In diesen komplexen Zeiten, ist niemand von uns unfehlbar.

Ich übrigens ja auch nicht, den eigentlich ist die obige Geschichte ja noch viel, viel komplexer ;-). Coaches machen Fehler, sie werden Opfer ihrer Gier. Klient*innen machen Fehler; ihr Schmerz ist zu groß, sie suchen nach einfachen Lösungen, auch in Form von Coachings. Medien sehen die „große Geschichte“, die Geld in die Kassen spült. Und so drehen wir uns alle weiter, weiter, weiter in diesem Hamsterrad, das sich Kapitalismus nennt.

Oder wir beginnen uns gemeinsam zu verändern.
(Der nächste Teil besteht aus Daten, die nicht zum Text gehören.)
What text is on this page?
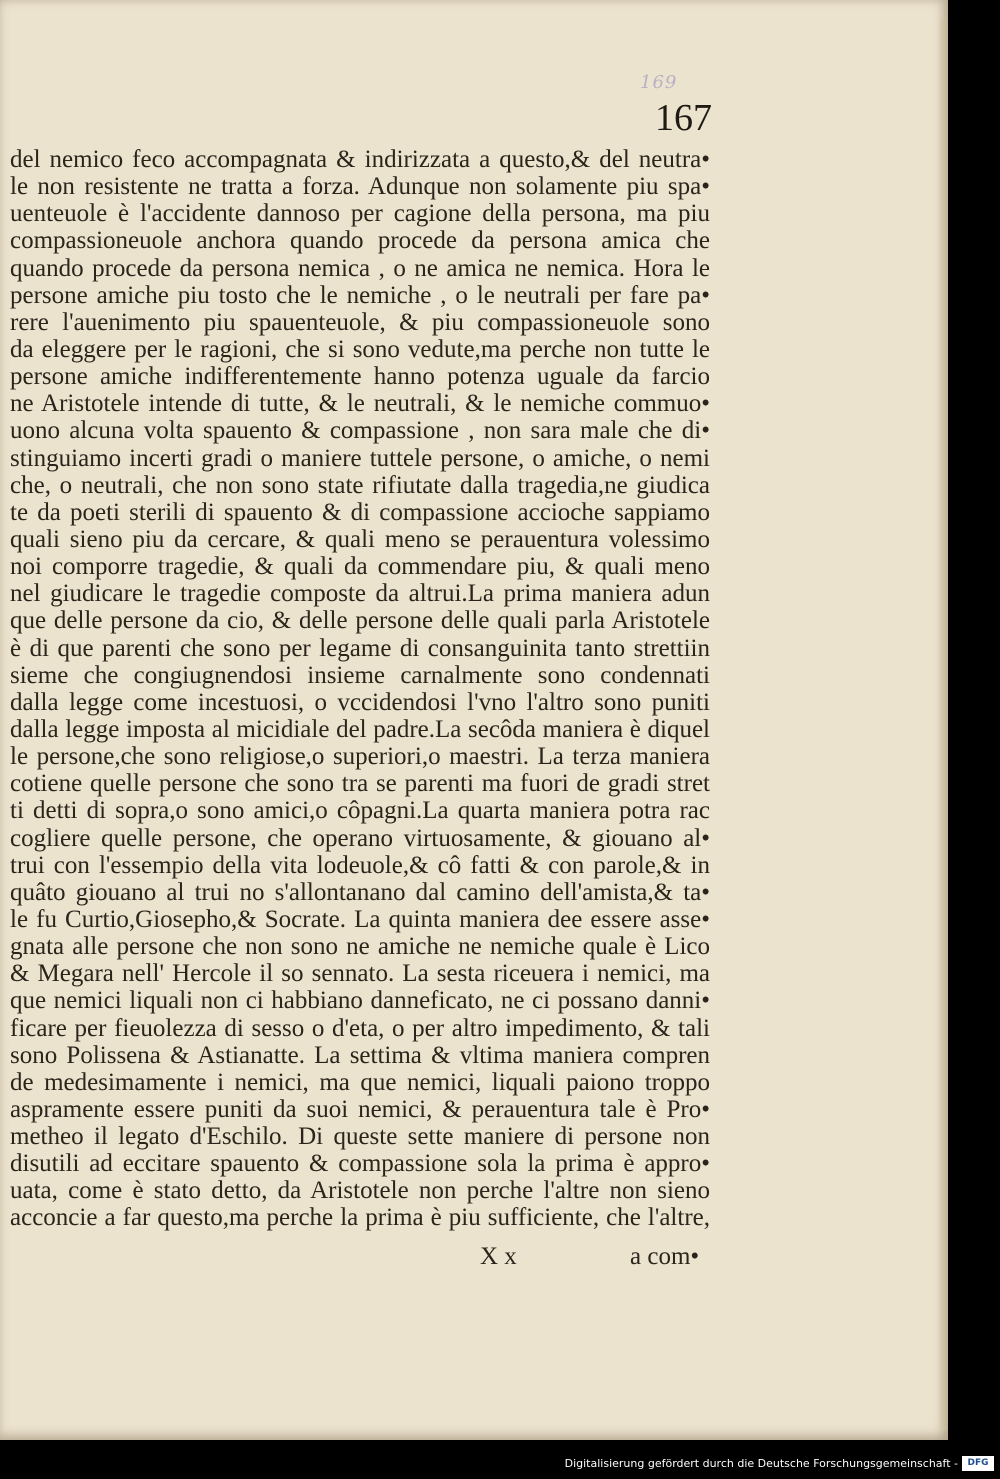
169
167
del nemico feco accompagnata & indirizzata a questo,& del neutra•
le non resistente ne tratta a forza. Adunque non solamente piu spa•
uenteuole è l'accidente dannoso per cagione della persona, ma piu
compassioneuole anchora quando procede da persona amica che
quando procede da persona nemica , o ne amica ne nemica. Hora le
persone amiche piu tosto che le nemiche , o le neutrali per fare pa•
rere l'auenimento piu spauenteuole, & piu compassioneuole sono
da eleggere per le ragioni, che si sono vedute,ma perche non tutte le
persone amiche indifferentemente hanno potenza uguale da farcio
ne Aristotele intende di tutte, & le neutrali, & le nemiche commuo•
uono alcuna volta spauento & compassione , non sara male che di•
stinguiamo incerti gradi o maniere tuttele persone, o amiche, o nemi
che, o neutrali, che non sono state rifiutate dalla tragedia,ne giudica
te da poeti sterili di spauento & di compassione accioche sappiamo
quali sieno piu da cercare, & quali meno se perauentura volessimo
noi comporre tragedie, & quali da commendare piu, & quali meno
nel giudicare le tragedie composte da altrui.La prima maniera adun
que delle persone da cio, & delle persone delle quali parla Aristotele
è di que parenti che sono per legame di consanguinita tanto strettiin
sieme che congiugnendosi insieme carnalmente sono condennati
dalla legge come incestuosi, o vccidendosi l'vno l'altro sono puniti
dalla legge imposta al micidiale del padre.La secôda maniera è diquel
le persone,che sono religiose,o superiori,o maestri. La terza maniera
cotiene quelle persone che sono tra se parenti ma fuori de gradi stret
ti detti di sopra,o sono amici,o côpagni.La quarta maniera potra rac
cogliere quelle persone, che operano virtuosamente, & giouano al•
trui con l'essempio della vita lodeuole,& cô fatti & con parole,& in
quâto giouano al trui no s'allontanano dal camino dell'amista,& ta•
le fu Curtio,Giosepho,& Socrate. La quinta maniera dee essere asse•
gnata alle persone che non sono ne amiche ne nemiche quale è Lico
& Megara nell' Hercole il so sennato. La sesta riceuera i nemici, ma
que nemici liquali non ci habbiano danneficato, ne ci possano danni•
ficare per fieuolezza di sesso o d'eta, o per altro impedimento, & tali
sono Polissena & Astianatte. La settima & vltima maniera compren
de medesimamente i nemici, ma que nemici, liquali paiono troppo
aspramente essere puniti da suoi nemici, & perauentura tale è Pro•
metheo il legato d'Eschilo. Di queste sette maniere di persone non
disutili ad eccitare spauento & compassione sola la prima è appro•
uata, come è stato detto, da Aristotele non perche l'altre non sieno
acconcie a far questo,ma perche la prima è piu sufficiente, che l'altre,
X x	a com•
Digitalisierung gefördert durch die Deutsche Forschungsgemeinschaft -	DFG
Erstmal, indem nicht einer allein als Sündenbock stehen bleibt. Indem wir alle ehrlicher werden – ehrlicher im Bekennen unserer Fehler, wie auch ehrlicher darin, was wir uns eigentlich wünschen, was wir eigentlich gern hätten jenseits von Ego und Marketingblasen. Jetzt braucht es jemanden, die-der die Hand reicht. Denn wenn es noch was werden soll hier auf dem Planeten, dann brauchen wir nicht nur Mindset-Blabla, wir brauchen einen Mindshift – den, von dem beispielsweise Maja Göpel schreibt. Alle miteinander. Ich bin bereit.